「逢いたい」でいっぱいになったなら~私の片想いが終わるとき
手を繋ぎ、店から出る。

手を繋いだまま、ゆっくりと並んで歩いた。



私達はゆっくり歩いた。


火照っている頭や頬に冷たい夜風が当たって、ほんの少しだけ落ち着いた。
大丈夫、涙も出てない。

「寒くない?」
コウさんが尋ねた。

「うん。大丈夫。もう、夜になっちゃったね」
そう言って夜空を見上げた。


どんなに上を向いていても。
どんなに深呼吸をしても。
胸の苦しさは、疼きは治まってくれない。
でも夜だから。
周りは暗いから。
きっと表情までは見えないはず。
きっと再び滲んできた涙も見えないはず。



「風、気持ちいいな・・・」
とコウさんがつぶやいた。

コウさんを見ると、私と同じように夜空を見上げて歩いていた。
えええええっ!!??

「こ、コウさん。
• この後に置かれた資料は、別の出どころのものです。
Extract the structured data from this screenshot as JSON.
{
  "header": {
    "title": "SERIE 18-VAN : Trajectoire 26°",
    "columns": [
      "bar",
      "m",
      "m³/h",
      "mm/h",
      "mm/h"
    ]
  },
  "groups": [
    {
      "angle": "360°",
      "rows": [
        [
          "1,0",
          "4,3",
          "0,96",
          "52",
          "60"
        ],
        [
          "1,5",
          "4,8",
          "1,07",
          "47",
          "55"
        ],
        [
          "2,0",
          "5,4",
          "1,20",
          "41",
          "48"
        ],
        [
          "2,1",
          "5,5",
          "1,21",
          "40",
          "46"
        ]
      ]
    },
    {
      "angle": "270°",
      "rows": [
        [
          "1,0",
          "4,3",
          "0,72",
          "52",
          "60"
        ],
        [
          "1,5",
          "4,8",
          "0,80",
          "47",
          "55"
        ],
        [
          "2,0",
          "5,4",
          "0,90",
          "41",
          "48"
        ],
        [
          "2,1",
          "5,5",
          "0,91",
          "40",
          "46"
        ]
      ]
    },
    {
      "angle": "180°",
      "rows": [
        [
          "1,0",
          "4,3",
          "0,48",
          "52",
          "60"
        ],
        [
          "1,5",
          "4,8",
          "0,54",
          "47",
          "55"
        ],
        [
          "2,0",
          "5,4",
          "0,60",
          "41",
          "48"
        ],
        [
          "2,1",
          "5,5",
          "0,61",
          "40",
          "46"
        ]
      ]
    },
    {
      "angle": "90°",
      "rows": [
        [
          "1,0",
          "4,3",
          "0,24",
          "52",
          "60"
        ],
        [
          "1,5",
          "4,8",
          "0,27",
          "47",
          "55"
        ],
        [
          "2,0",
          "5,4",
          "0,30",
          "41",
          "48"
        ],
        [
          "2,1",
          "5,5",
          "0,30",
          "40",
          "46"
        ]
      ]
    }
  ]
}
二人で上見て歩いてたら危ないから!」
と慌ててしまった。
「本当だ」
そう言って笑ったコウさんが私を見た。

目が合って、コウさんの顔から笑みが消えた。

え?なに?

「コウさ…」

繋いだ手を引き寄せ、抱きしめられた。

「大丈夫?」
と耳元で尋ねられる。

「…うん」
小さく頷いた。

私の体は背の高いコウさんの腕の中にすっぽりと包まれている。

暖かい・・・・。
温かいコウさんの腕の中-----


分かってたけど。
知ってたけど。
失恋・・・ずっと失恋してたけど・・・今度ばかりはホントに本当の失恋・・・。

健が好き・・・。


ーーーーー私は健を想った。

止まっていたはずの涙が溢れ出す。



「…苦しいよぉ…ふえ…くっ…う…ううううううー」


コウさんは何も言わずにずっと抱きしめてくれた。